Figure 3. Components of the inflammasome and visualizing the inflammasome complex

a | Nod-like receptor (NLR) leucine-rich repeat (LRR) domains are implicated in sensing a range of intracellular ‘danger’ signals. After ligand recognition, the nucleotide-binding and oligomerization domain (NBD) mediates nucleotide-dependent self-association of NLRs. Some NLRs, such as NLRP3 (NACHT, LRR and PYD domains-containing protein 3; also called NALP3), contain a pyrin (PYD) domain that interacts with the adapter protein ASC (apoptosis-associated speck-like protein containing a CARD). ASC contains a caspase activation and recruitment domain (CARD) that binds and facilitates activation of caspase 1. Other NLRs, such as NLRC4 (NLR family CARD domain-containing protein 4; also known as IPAF), contain a CARD and can directly interact with caspase 1. However, ASC is often required for NLRC4-dependent caspase 1 activation, indicating that ASC may participate in NLRC4 inflammasome formation or play an additional part in caspase 1 activation. b | Salmonella (red) infection of macrophages results in activation of caspase 1 (green), which is visualized here using a fluorescently labelled inhibitor of the active enzyme. Active caspase 1 is often concentrated within a single focus (indicated by the arrow) and diffusely distributed throughout the cytoplasm. A similar distribution of active caspase 1 is seen in macrophages treated with Bacillus anthracis lethal toxin.

Figure 4. Caspase 1 activation in health and disease: fighting infection versus pathological inflammation

Caspase 1 plays a protective part in the response to microbial infection. a | In response to infection, quiescent cells undergo caspase 1 activation and pyroptosis, allowing cleavage and release of interleukin-18 (IL-18), IL-1β and other inflammatory intracellular contents. Quiescent cells can also undergo ‘activation’ in response to inflammatory mediators, thereby lowering the threshold for caspase 1 activation and pyroptosis and stimulating increased production of IL-1β. b | As infection progresses, the inflammation that occurs as a consequence of pyroptosis leads to an increased population of activated cells that are primed to undergo pyroptosis and have increased inflammatory potential. c | Inflammatory contents produced during pyroptosis recruit and activate immune cells and stimulate the development of adaptive immune responses. This contributes to the control and ultimate resolution of microbial infection, and returns tissues to their resting state. Alternatively, caspase 1 activation can be detrimental, as mutations in Nod-like receptor (NLR) proteins or the persistence of sterile inflammatory stimuli can result in inappropriate and/or excessive caspase 1 activation. The inflammation produced by this process increases the population of activated cells that are primed to undergo pyroptosis and express increased levels of IL-1β, and the amplification cycle persists (b). This potentiates the response and maintains an inflammatory state, which, if uninterrupted, leads to pathology.
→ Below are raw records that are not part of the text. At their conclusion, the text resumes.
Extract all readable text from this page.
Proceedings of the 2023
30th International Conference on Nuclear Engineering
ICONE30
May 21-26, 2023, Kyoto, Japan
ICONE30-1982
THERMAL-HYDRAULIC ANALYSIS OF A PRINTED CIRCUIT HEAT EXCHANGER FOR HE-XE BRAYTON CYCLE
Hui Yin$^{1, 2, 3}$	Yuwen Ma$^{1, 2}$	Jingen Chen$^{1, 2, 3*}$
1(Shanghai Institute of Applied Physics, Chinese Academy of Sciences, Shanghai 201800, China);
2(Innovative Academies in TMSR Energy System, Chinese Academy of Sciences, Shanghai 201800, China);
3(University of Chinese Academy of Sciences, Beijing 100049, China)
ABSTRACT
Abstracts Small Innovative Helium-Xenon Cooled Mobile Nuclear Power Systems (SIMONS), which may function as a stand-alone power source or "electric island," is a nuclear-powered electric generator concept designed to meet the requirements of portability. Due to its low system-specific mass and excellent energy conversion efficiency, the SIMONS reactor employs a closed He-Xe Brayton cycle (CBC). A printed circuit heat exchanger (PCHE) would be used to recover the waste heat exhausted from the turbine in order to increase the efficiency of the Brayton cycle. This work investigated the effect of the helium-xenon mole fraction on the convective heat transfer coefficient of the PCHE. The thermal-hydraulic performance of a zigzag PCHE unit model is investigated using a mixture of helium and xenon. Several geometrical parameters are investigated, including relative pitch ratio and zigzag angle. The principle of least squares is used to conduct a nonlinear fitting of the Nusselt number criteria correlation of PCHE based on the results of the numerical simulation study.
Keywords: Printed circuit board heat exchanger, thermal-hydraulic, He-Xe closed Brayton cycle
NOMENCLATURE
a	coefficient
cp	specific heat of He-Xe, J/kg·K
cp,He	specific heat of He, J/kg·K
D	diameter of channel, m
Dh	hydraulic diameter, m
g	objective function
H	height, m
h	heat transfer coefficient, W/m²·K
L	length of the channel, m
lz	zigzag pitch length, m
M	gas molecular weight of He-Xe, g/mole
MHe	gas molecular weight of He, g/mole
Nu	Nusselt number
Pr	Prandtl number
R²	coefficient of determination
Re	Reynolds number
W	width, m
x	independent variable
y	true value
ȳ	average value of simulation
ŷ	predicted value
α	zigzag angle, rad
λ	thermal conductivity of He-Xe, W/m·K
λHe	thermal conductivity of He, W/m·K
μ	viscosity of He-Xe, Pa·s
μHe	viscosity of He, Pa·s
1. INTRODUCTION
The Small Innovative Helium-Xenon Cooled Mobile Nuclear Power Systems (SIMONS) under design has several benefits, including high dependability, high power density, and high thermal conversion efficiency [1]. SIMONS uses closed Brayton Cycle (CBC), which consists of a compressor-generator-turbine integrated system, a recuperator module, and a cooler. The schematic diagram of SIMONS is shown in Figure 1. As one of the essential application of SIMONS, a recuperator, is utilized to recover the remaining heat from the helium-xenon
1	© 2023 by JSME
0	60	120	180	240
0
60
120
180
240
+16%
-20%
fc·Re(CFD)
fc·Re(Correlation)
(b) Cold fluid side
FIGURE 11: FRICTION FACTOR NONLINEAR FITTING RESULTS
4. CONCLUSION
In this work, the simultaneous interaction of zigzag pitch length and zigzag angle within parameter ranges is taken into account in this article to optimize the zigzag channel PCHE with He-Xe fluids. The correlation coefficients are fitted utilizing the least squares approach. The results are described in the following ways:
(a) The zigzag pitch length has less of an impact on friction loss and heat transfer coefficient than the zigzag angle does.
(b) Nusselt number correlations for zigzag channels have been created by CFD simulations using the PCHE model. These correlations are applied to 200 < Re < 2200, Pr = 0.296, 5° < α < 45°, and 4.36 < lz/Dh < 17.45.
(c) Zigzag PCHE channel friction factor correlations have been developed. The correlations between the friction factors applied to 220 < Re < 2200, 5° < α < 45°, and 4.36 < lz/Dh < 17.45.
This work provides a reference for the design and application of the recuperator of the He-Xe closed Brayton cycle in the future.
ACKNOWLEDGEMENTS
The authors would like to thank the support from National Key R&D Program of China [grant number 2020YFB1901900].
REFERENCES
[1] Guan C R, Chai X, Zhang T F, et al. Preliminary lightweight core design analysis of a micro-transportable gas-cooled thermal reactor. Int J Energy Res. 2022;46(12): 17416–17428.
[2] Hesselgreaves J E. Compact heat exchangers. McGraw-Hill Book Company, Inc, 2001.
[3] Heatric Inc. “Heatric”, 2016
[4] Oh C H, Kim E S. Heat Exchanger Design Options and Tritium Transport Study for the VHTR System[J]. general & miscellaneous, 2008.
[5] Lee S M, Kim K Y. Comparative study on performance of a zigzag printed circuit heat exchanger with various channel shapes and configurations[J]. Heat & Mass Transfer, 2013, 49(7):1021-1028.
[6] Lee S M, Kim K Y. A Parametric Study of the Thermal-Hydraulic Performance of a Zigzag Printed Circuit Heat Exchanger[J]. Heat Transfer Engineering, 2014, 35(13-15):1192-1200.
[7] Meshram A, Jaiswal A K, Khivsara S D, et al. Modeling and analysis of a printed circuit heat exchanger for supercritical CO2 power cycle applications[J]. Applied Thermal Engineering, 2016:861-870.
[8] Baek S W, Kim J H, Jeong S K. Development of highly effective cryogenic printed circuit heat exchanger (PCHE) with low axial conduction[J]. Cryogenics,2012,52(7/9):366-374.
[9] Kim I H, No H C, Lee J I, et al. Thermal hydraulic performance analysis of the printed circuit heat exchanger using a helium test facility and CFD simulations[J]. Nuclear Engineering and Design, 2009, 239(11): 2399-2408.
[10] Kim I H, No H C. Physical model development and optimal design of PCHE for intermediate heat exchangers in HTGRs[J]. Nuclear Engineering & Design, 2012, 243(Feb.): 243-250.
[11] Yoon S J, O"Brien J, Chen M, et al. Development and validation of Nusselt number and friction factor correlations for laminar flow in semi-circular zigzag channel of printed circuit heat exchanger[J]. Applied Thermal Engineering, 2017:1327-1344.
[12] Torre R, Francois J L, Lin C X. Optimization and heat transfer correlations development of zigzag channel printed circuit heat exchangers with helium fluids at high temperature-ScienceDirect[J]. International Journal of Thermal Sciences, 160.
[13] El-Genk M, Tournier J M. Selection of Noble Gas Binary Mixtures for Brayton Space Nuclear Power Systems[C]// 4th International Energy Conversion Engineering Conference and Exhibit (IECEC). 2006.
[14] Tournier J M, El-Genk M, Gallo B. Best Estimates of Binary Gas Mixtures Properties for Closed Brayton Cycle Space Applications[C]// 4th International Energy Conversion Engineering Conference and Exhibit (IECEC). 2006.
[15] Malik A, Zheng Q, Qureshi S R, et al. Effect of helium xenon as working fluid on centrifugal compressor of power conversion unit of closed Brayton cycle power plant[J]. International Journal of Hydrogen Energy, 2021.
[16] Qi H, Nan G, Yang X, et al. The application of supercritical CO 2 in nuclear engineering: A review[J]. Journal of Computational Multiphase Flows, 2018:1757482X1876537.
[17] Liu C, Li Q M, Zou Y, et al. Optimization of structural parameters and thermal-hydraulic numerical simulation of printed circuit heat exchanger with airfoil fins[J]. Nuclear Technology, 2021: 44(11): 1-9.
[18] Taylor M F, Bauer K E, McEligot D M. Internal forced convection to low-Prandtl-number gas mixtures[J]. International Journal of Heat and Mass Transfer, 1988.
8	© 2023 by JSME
Figure 5. Susceptibility to pyroptosis is governed by pathogen and host modulation of caspase 1 activation

Pathogens have mechanisms for modulating cell death by inhibiting caspase 1 activation or inducing an alternative form of cell death that is more conducive to their continued replication. Yersinia (a) and Pseudomonas (b) translocate type III secretion effectors, resulting in apoptosis and necrosis, respectively. Pathogens can fail to induce robust caspase 1 activation owing to suboptimal ‘danger’ signal production by the pathogen (c). In addition, host mutations may not allow sufficient levels of caspase 1 activation to trigger pyroptosis. These infected macrophages often display features that are consistent with autophagy. Robust production of caspase 1-activating ligands by Legionella during infection of a susceptible macrophage triggers pyroptosis (d). Not all cells are uniformly susceptible to pyroptosis, and macrophage activation enhances caspase 1 activation (FIG. 4) in response to Yersinia and Francisella infection, which do not stimulate pyroptosis in naive macrophages.